Abstract

Particle accelerators are invaluable tools for research in the basic and applied sciences, in fields such as materials science, chemistry, the biosciences, particle physics, nuclear physics and medicine. The design, commissioning, and operation of accelerator facilities is a non-trivial task, due to the large number of control parameters and the complex interplay of several conflicting design goals.We propose to tackle this problem by means of multi-objective optimization algorithms which also facilitate massively parallel deployment. In order to compute solutions in a meaningful time frame, that can even admit online optimization, we require a fast and scalable software framework. In this paper, we focus on the key and most heavily used component of the optimization framework, the forward solver.
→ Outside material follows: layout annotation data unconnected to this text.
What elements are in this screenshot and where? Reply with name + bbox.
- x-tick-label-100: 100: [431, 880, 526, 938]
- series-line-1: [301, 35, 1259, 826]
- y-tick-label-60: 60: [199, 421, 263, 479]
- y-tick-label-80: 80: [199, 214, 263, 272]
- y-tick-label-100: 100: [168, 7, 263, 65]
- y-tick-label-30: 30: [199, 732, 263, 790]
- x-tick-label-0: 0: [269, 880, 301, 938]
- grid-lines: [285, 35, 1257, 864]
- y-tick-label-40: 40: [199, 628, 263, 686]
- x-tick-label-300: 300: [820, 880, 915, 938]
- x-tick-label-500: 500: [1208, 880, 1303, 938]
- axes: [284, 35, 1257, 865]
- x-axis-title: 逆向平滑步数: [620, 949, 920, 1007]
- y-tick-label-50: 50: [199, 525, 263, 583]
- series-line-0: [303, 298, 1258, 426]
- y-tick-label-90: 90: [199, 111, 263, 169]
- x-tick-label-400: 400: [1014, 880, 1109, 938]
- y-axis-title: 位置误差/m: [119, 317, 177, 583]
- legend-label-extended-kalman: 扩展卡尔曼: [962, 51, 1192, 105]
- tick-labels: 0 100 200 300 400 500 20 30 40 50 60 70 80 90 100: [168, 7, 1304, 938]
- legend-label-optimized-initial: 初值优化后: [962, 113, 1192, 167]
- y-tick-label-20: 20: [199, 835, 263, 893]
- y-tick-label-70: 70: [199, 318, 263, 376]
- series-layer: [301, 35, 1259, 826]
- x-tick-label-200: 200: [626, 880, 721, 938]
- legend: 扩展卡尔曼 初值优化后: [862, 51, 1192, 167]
We demonstrate that our parallel methods achieve a strong and weak scalability improvement of at least two orders of magnitude in today’s actual particle beam configurations, reducing total time to solution by a substantial factor.Our target platform is the Blue Gene/P (Blue Gene/P is a trademark of the International Business Machines Corporation in the United States, other countries, or both) supercomputer. The space-charge model used in the forward solver relies significantly on collective communication. Thus, the dedicated TREE network of the platform serves as an ideal vehicle for our purposes. We demonstrate excellent strong and weak scalability of our software which allows us to perform thousands of forward solves in a matter of minutes, thus already allowing close to online optimization capability.